После войны Чиркович переехал в Мюнхен, где жил на правах «беженца от коммунизма» и поддерживал тесные связи с руководством НТС. Энтузиаст, антикоммунист, серб, близкий к русским, он был допущен к многим партийным секретам. В частности, он знал о подготовке агентов для работы на Востоке, о шпионских школах в Германии и о некоторых действиях американских спецслужб. Он совершил поездку в Восточную Германию, где встретился с шефами советской разведки и выдал им все секреты НТС, которые были ему известны.
В октябре 1952 года Чиркович был арестован властями Соединенных Штатов и во всем сознался. Он сделал полное заявление о своей работе, включая и то, что передавал информацию об американских вооруженных силах советской разведке. Пятнадцатого декабря 1952 года Чиркович был приговорен к десяти годам тюрьмы.

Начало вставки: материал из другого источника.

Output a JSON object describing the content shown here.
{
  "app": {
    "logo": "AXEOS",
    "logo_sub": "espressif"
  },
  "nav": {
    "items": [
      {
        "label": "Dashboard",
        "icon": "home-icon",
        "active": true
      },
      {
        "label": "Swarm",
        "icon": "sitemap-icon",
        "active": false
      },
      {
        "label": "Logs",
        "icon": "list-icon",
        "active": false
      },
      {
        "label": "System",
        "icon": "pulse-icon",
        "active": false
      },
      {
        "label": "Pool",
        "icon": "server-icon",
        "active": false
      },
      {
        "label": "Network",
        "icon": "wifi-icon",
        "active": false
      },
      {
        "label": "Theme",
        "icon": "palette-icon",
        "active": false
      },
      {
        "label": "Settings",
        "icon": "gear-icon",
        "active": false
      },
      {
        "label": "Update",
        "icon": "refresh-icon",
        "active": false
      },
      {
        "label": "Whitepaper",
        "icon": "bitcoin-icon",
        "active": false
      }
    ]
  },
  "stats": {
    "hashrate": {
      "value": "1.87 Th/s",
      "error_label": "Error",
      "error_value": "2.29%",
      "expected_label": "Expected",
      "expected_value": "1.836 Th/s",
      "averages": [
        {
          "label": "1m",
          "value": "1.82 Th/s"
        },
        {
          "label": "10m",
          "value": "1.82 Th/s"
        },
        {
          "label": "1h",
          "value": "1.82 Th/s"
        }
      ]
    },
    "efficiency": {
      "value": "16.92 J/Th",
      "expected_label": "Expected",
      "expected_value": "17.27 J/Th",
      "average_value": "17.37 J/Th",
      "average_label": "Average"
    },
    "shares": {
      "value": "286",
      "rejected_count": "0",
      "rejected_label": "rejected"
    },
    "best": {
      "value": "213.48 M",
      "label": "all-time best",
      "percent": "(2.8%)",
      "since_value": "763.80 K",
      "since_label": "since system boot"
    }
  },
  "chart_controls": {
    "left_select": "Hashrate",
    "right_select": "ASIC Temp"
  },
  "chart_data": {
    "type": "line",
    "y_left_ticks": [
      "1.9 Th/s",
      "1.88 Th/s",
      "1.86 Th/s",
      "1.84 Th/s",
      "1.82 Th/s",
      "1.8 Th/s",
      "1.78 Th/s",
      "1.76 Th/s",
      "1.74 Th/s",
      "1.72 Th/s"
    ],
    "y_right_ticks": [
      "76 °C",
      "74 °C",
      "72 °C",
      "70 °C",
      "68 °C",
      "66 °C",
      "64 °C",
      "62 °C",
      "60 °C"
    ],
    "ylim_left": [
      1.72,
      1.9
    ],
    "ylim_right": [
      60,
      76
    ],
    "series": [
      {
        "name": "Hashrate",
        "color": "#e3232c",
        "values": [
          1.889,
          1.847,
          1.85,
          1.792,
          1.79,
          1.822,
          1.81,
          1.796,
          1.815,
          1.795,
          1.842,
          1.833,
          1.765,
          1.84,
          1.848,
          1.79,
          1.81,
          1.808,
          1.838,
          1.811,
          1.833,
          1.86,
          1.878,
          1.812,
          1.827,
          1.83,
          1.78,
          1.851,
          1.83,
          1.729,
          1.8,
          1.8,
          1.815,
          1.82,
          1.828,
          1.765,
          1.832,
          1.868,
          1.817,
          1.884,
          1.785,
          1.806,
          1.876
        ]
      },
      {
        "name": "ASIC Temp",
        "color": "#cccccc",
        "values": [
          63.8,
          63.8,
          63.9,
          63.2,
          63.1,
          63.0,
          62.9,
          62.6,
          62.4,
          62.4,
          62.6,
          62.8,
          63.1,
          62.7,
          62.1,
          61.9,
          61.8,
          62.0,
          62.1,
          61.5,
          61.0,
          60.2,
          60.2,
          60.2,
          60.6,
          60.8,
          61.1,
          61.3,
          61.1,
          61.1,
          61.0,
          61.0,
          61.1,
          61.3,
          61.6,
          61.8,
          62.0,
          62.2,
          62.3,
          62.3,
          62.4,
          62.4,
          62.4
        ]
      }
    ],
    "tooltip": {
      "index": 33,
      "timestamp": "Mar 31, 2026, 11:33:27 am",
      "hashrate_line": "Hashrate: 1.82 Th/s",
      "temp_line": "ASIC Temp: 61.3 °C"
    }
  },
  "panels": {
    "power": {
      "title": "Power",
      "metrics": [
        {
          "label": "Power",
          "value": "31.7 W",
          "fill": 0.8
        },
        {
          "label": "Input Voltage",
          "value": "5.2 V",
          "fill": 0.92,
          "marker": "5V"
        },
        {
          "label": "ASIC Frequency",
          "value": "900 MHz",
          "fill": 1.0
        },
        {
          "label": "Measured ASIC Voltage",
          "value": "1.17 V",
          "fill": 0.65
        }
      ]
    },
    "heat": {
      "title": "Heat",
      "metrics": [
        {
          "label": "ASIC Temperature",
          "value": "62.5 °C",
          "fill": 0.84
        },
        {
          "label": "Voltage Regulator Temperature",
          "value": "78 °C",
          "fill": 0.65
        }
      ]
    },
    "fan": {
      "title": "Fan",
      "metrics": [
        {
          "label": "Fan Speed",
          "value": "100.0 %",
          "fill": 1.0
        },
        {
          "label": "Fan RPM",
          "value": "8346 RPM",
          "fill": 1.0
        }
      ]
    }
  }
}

В это время новый агент советской разведки быстро продвигался по службе и завоевывал доверие в Западной Германии. Совмещая две разведывательной работы – одну против американской разведки и другую – против русских эмигрантских групп, он мог бы стать самым великим из русских шпионов, если бы не случай, который положил конец его более чем блестящей карьеры.

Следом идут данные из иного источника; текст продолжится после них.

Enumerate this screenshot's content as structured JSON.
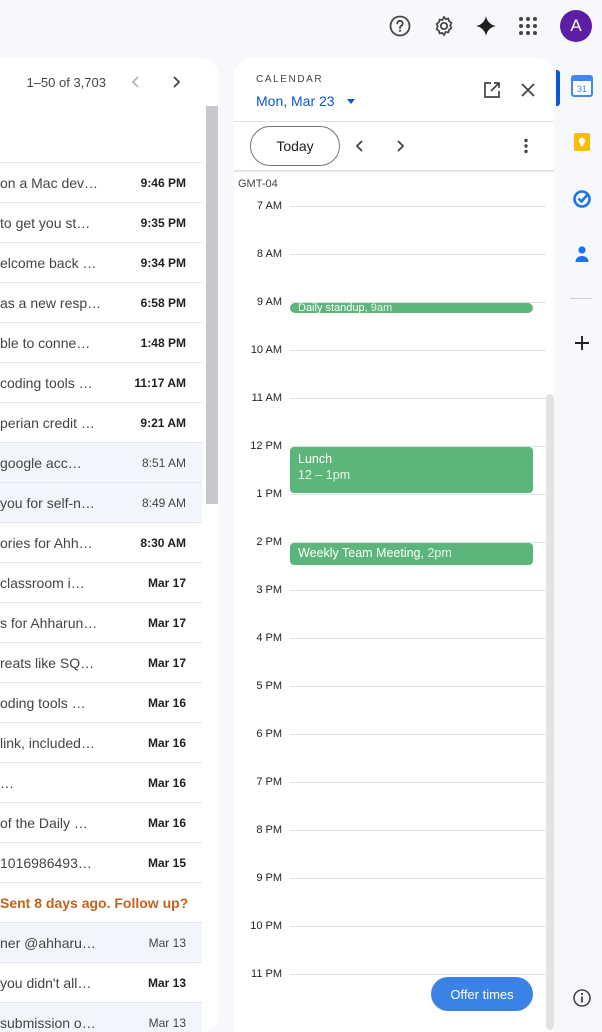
{
  "header": {
    "help_icon": "help-icon",
    "settings_icon": "gear-icon",
    "gemini_icon": "sparkle-icon",
    "apps_icon": "apps-grid-icon",
    "avatar_letter": "A",
    "avatar_color": "#5b1fa6"
  },
  "mail": {
    "range_label": "1–50 of 3,703",
    "rows": [
      {
        "snippet": "on a Mac dev…",
        "date": "9:46 PM",
        "state": "unread"
      },
      {
        "snippet": "to get you st…",
        "date": "9:35 PM",
        "state": "unread"
      },
      {
        "snippet": "elcome back …",
        "date": "9:34 PM",
        "state": "unread"
      },
      {
        "snippet": "as a new resp…",
        "date": "6:58 PM",
        "state": "unread"
      },
      {
        "snippet": "ble to conne…",
        "date": "1:48 PM",
        "state": "unread"
      },
      {
        "snippet": "coding tools …",
        "date": "11:17 AM",
        "state": "unread"
      },
      {
        "snippet": "perian credit …",
        "date": "9:21 AM",
        "state": "unread"
      },
      {
        "snippet": "google acc…",
        "date": "8:51 AM",
        "state": "read"
      },
      {
        "snippet": "you for self-n…",
        "date": "8:49 AM",
        "state": "read"
      },
      {
        "snippet": "ories for Ahh…",
        "date": "8:30 AM",
        "state": "unread"
      },
      {
        "snippet": "classroom i…",
        "date": "Mar 17",
        "state": "unread"
      },
      {
        "snippet": "s for Ahharun…",
        "date": "Mar 17",
        "state": "unread"
      },
      {
        "snippet": "reats like SQ…",
        "date": "Mar 17",
        "state": "unread"
      },
      {
        "snippet": "oding tools   …",
        "date": "Mar 16",
        "state": "unread"
      },
      {
        "snippet": "link, included…",
        "date": "Mar 16",
        "state": "unread"
      },
      {
        "snippet": "…",
        "date": "Mar 16",
        "state": "unread"
      },
      {
        "snippet": "of the Daily …",
        "date": "Mar 16",
        "state": "unread"
      },
      {
        "snippet": "1016986493…",
        "date": "Mar 15",
        "state": "unread"
      },
      {
        "snippet": "Sent 8 days ago. Follow up?",
        "date": "",
        "state": "followup"
      },
      {
        "snippet": "ner @ahharu…",
        "date": "Mar 13",
        "state": "read"
      },
      {
        "snippet": "you didn't all…",
        "date": "Mar 13",
        "state": "unread"
      },
      {
        "snippet": "submission o…",
        "date": "Mar 13",
        "state": "read"
      }
    ]
  },
  "calendar": {
    "label": "CALENDAR",
    "date_label": "Mon, Mar 23",
    "today_label": "Today",
    "timezone": "GMT-04",
    "hours": [
      "7 AM",
      "8 AM",
      "9 AM",
      "10 AM",
      "11 AM",
      "12 PM",
      "1 PM",
      "2 PM",
      "3 PM",
      "4 PM",
      "5 PM",
      "6 PM",
      "7 PM",
      "8 PM",
      "9 PM",
      "10 PM",
      "11 PM"
    ],
    "events": [
      {
        "title": "Daily standup",
        "time": "9am",
        "start_hour": 9.0,
        "end_hour": 9.25,
        "layout": "inline"
      },
      {
        "title": "Lunch",
        "time": "12 – 1pm",
        "start_hour": 12.0,
        "end_hour": 13.0,
        "layout": "stacked"
      },
      {
        "title": "Weekly Team Meeting",
        "time": "2pm",
        "start_hour": 14.0,
        "end_hour": 14.5,
        "layout": "inline"
      }
    ],
    "event_color": "#5cb57b",
    "offer_times_label": "Offer times"
  },
  "rail": {
    "calendar_day": "31",
    "items": [
      "calendar-icon",
      "keep-icon",
      "tasks-icon",
      "contacts-icon",
      "add-icon",
      "info-icon"
    ]
  }
}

Капитан Никита Хорунжий до 1941 года работал учителем, потом воевал, в 1948 году вступил в КПСС. Находясь с Советской Армией в Восточной Германии, он пересек демаркационную линию в конце 1948 года и явился к американским властям, как делали многие дезертиры в те годы. Его мотивы не были политическими, для дезертирства у него была другая причина. Советское командование приказало ему вернуться домой, где он оставил жену и двоих детей, но он решил остаться с Элизабет, немкой, матерью двоих взрослых детей, на которой он решил жениться. Для этого он переехал с ней в западную зону. Американцы допросили Хорунжего и решили, что он на самом деле беженец, готовый служить американским оккупационным властям. Ему выдали паспорт, и он стал германским гражданином Георгом Мюллером.

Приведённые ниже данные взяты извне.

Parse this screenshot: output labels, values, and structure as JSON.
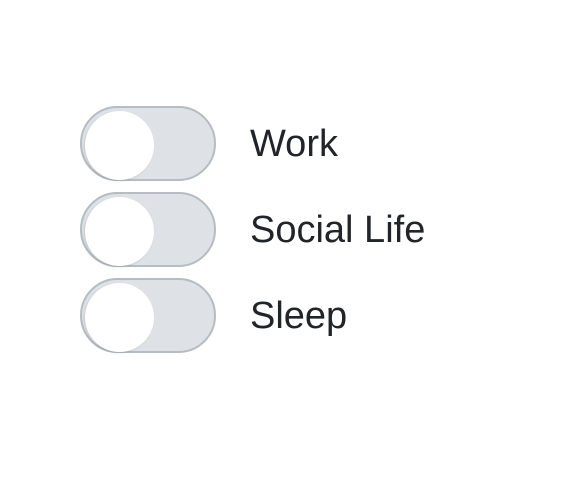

Хорунжий-Мюллер получил работу на американских военных складах в Грисхайме, где он проработал два года, с ноября 1950 года он перешел на автомобильный завод. Советские органы, однако, не забыли беглого капитана и нашли простой путь добраться до него. Когда фрау Мюллер приехала во Франкфурт, чтобы присоединиться к Георгу, она оставила своего брата Вернера в восточной зоне. Его и решили использовать советские органы в качестве средства против Мюллеров. Весной 1951 года Вернер привез Хорунжему письмо, в котором говорилось, что если он немедленно не вернется, то его родственники в России, равно как и родственники его жены в Восточной Германии, будут строго наказаны за его измену. В ответном письме Хорунжий предлагал свои услуги в качестве шпиона, если его родственники останутся в неприкосновенности. Предложение было принято. Он мог оставаться в Западной Германии и выполнять поручения.
В этом деле все было типично для методов послевоенной советской разведки: неустойчивый перебежчик, чье предательство было обусловлено любовными делами, немецкий шурин, который выдал их местонахождение и был принужден выполнять роль посредника, шантаж, который позволил завербовать агента. Последующие события, хотя и были типичными, превратились в сенсацию. Руководство советской разведкой в Потсдаме поручило одному из своих немецких агентов, Хельмуту Глекнеру, который имел хорошее прикрытие, работая «поставщиком для Советской Армии», поддерживать постоянные связи с Хорунжим и передавать ему устные и письменные инструкции. У Хорунжего были три задачи: первая – завязать дружеские отношения с офицерами разведки Соединенных Штатов в штаб-квартире в Оберурселе и докладывать все об этом агентстве, вторая – вербовать других советских дезертиров и третья – проникнуть в русские эмигрантские группы, особенно в НТС.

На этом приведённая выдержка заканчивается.